For my birthday this year, I received a Misfit Shine, which is an activity tracker you wear on your clothes, shoes, around your neck or on your wrist. It measures how much you walk, run, or swim each day, can keep track of what you eat, and records how long you sleep each night and how much of that sleep is “deep sleep.” As is the case with most gadgets, I saw no need for this device until I started using it. It’s been on my wrist ever since (except for the four hours when I lost it in my daughter’s room after changing the sheets on her bed) and one of the first things I do each morning is check how much I sleep.
This is what I’ve discovered so far. First, I generally don’t walk for exercise; but the days when I don’t reach my goal number of steps, it’s because I’ve been in meetings most of the day. I experimented with one all-day meeting and spent an hour of the meeting standing or pacing in the back of the room. The impact showed up on my activity tracker. Second, the tracker has made me realize the value of going downstairs myself to get something rather than getting one of the kids to do it. It’s extra activity and is healthier for me. I’ve also realized that I can use this device in a positive way to take advantage of what I perceive to be a most negative trait — which is that I am super-results oriented. It doesn’t seem that a little computerized device telling me “good job” should be that important, especially since I know full well the benefit of exercise and sleep, but it does. I feel good when I reach my daily goal and less than good when I fail to do so. Finally, I’ve realized that I need my sleep. Actually, I need more sleep than I usually get. I often fool myself into believing that I’ve slept more than I have, but the device doesn’t lie.
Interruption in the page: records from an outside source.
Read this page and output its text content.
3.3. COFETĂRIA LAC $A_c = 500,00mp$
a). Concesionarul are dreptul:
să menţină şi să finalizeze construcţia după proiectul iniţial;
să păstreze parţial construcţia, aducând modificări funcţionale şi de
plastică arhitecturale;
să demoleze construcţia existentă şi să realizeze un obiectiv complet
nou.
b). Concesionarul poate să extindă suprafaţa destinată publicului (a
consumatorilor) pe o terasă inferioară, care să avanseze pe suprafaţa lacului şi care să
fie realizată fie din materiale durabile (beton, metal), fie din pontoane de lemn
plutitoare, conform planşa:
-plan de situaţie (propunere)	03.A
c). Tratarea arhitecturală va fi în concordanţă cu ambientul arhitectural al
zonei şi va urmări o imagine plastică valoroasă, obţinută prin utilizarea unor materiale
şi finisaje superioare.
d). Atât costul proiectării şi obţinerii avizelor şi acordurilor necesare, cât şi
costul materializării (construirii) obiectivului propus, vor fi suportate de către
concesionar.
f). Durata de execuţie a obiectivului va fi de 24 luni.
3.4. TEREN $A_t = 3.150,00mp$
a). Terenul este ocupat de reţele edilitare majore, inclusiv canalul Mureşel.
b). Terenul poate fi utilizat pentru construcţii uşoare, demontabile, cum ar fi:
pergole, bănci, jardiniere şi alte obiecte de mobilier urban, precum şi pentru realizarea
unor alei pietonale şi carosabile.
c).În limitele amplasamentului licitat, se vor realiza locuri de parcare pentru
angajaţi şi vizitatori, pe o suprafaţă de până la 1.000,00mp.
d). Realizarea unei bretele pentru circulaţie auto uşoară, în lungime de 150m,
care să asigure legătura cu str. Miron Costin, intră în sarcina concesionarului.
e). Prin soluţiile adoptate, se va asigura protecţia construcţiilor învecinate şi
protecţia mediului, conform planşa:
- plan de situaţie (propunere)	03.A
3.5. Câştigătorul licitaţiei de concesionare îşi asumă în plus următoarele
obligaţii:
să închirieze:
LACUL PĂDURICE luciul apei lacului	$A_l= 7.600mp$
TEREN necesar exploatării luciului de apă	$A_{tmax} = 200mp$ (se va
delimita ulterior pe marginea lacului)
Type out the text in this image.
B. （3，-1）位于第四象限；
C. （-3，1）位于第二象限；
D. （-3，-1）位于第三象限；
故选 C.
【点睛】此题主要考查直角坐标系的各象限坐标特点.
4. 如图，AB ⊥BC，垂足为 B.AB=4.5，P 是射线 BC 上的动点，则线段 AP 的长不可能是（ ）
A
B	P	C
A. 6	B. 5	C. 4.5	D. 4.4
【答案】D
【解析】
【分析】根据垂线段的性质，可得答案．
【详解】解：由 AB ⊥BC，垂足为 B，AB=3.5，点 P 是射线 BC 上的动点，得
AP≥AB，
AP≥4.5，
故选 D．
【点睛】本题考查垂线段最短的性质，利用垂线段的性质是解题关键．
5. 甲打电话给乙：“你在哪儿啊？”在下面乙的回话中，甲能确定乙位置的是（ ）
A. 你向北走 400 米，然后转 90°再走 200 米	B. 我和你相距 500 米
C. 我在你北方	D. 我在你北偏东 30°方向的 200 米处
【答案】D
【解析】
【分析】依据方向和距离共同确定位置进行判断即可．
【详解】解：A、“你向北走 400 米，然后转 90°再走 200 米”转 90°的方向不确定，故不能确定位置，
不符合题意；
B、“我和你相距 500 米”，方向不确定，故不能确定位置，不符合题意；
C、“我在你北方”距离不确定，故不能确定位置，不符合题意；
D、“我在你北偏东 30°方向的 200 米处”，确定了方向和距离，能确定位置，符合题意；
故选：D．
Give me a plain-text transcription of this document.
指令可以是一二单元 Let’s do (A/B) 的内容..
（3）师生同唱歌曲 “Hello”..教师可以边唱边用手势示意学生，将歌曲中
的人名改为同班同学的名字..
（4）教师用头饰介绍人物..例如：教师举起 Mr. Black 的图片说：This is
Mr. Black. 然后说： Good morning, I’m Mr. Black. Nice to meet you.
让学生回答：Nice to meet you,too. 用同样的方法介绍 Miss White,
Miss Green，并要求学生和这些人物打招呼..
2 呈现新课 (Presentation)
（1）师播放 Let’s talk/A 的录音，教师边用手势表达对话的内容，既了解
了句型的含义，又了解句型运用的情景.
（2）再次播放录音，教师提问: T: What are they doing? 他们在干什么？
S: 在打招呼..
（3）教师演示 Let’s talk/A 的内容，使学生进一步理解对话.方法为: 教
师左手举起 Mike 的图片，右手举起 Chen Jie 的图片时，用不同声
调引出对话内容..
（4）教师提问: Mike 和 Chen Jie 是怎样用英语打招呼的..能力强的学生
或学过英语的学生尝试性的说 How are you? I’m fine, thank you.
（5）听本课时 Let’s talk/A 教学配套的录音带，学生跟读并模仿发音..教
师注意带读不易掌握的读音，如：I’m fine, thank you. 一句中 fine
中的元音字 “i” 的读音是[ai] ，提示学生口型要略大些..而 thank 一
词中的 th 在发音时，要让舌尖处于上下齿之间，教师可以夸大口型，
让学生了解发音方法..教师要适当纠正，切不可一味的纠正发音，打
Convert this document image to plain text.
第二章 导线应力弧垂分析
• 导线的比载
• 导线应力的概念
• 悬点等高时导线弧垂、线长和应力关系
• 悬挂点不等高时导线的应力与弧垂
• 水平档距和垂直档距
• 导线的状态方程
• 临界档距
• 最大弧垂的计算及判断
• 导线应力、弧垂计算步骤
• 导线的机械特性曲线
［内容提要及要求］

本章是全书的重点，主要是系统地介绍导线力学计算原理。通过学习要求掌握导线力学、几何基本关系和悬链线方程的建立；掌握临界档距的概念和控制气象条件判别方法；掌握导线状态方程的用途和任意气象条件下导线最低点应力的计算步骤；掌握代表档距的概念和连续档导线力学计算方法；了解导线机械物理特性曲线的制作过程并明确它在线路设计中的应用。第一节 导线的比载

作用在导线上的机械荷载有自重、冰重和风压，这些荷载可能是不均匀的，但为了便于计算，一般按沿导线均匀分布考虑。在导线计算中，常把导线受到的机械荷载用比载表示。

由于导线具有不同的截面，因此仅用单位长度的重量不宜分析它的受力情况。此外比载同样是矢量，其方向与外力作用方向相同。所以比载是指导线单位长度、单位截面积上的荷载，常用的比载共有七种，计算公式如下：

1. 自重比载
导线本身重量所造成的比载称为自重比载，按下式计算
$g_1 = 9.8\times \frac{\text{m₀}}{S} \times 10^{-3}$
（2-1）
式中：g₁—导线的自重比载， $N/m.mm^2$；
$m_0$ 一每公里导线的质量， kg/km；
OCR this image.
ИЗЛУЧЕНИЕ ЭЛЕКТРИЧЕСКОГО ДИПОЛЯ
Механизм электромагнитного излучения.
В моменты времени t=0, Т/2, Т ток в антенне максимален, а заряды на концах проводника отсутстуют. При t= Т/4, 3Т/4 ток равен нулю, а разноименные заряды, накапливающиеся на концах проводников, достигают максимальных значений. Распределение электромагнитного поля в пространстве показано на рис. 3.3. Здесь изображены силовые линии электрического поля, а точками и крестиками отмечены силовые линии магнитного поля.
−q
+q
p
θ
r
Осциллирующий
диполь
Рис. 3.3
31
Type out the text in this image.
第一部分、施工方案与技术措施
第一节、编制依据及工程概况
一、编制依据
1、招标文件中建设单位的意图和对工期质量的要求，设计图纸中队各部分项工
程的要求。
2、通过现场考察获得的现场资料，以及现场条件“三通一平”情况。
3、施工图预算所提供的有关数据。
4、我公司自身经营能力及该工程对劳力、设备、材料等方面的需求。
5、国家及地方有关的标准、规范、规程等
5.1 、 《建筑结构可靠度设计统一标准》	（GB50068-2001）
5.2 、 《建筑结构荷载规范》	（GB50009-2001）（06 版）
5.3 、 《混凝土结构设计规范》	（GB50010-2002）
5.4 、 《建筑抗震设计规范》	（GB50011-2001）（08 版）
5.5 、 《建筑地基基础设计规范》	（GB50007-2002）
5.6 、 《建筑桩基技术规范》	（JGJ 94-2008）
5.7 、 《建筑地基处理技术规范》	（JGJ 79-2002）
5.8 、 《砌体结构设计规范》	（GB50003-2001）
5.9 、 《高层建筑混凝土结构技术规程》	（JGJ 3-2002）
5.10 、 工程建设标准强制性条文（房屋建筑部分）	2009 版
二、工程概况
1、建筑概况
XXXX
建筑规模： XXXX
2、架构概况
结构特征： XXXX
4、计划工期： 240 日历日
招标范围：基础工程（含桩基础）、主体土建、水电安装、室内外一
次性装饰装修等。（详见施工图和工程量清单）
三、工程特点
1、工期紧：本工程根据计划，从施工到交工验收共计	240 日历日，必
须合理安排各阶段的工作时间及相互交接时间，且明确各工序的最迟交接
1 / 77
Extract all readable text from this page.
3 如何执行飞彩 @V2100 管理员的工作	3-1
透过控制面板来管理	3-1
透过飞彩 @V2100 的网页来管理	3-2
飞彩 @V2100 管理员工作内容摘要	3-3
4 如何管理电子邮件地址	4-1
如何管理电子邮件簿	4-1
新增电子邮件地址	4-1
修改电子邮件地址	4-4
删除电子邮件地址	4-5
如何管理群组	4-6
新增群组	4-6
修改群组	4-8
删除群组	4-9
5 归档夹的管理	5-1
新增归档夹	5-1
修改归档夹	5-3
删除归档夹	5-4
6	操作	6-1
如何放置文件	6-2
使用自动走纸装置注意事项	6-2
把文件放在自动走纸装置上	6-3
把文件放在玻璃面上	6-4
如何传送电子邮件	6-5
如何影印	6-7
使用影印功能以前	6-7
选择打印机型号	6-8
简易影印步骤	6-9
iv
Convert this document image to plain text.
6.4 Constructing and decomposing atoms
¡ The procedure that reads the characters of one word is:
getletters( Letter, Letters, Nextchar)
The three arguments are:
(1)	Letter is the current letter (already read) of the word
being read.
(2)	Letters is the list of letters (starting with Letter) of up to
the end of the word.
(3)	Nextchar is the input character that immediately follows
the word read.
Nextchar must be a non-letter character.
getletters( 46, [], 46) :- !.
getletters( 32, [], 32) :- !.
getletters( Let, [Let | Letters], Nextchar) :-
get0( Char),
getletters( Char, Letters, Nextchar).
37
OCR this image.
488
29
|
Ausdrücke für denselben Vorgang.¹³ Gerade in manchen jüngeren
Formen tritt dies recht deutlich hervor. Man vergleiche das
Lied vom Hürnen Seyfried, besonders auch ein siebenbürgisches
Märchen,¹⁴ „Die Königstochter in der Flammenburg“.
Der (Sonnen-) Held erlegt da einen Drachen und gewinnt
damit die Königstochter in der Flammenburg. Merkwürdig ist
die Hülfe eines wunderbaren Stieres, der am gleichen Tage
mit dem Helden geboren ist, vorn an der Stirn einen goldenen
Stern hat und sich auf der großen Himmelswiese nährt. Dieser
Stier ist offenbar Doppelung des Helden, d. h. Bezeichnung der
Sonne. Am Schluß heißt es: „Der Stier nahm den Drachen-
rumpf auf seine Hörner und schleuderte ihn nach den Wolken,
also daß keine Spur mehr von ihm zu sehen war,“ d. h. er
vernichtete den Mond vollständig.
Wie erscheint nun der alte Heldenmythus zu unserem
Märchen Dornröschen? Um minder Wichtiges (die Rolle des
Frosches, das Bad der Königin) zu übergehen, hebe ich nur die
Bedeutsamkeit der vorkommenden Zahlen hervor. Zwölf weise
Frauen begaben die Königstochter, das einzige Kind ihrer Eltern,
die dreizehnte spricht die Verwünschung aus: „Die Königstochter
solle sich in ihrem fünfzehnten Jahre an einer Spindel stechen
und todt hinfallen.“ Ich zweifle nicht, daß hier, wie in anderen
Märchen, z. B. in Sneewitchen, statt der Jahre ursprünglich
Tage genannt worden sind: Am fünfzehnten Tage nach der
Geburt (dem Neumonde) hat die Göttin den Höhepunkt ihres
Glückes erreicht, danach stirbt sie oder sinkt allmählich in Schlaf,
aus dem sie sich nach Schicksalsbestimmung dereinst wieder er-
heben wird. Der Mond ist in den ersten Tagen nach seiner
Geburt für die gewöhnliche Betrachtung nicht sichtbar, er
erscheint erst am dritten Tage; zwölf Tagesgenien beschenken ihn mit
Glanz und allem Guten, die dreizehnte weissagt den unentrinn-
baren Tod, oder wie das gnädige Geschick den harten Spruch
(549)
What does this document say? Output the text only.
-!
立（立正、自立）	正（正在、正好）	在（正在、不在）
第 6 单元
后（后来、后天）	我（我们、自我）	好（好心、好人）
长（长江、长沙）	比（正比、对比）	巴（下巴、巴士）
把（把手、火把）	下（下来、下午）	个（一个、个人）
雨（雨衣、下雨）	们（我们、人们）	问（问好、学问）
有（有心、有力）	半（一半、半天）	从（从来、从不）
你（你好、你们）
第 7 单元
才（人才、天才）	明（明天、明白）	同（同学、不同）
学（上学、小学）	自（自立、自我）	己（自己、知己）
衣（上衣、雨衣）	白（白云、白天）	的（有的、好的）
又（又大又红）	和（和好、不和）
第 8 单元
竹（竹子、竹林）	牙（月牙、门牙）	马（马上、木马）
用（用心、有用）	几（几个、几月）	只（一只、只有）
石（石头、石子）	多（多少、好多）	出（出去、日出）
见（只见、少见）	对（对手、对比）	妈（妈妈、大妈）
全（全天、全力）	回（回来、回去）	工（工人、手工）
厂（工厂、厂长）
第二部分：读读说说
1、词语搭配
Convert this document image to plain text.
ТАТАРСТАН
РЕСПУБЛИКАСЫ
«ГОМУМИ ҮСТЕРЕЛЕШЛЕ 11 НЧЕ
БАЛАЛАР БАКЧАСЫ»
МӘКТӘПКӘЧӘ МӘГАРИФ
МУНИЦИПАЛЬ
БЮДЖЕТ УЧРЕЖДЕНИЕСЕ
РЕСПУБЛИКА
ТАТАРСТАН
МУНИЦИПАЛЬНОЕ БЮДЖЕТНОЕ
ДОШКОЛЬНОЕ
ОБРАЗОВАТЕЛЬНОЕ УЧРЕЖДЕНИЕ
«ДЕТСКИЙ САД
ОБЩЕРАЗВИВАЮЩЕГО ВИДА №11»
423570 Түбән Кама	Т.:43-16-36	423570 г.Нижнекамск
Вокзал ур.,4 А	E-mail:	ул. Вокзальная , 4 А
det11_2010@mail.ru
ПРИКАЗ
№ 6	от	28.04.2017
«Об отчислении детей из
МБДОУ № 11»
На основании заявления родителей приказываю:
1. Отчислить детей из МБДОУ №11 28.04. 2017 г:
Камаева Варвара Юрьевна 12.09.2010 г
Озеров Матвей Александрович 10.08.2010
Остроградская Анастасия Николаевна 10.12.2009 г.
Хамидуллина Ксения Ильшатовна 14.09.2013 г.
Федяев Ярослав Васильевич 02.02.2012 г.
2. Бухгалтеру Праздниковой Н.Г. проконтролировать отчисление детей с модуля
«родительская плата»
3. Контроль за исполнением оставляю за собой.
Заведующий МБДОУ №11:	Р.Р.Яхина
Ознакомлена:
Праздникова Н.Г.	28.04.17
I have mixed feelings about devices like these in general. I’m not sure they are worth the hype or expense, and I’m not a huge fan of anything that ties me even tighter to my smartphone. However, I also realize that measuring something is one of the first steps to improving it. If I don’t even know how active I am, how many calories I’m consuming, or how much sleep I’m actually getting, how can I do better? Additionally, there is something rewarding in receiving a “good job” even if it is just from an app on my phone. Humans do thrive on feedback and rewards — even of a virtual nature.
So, as I continue to use this device to track my steps and my sleep, I am learning something about my own habits — both the good and the bad. That knowledge is the necessary beginning to improvement.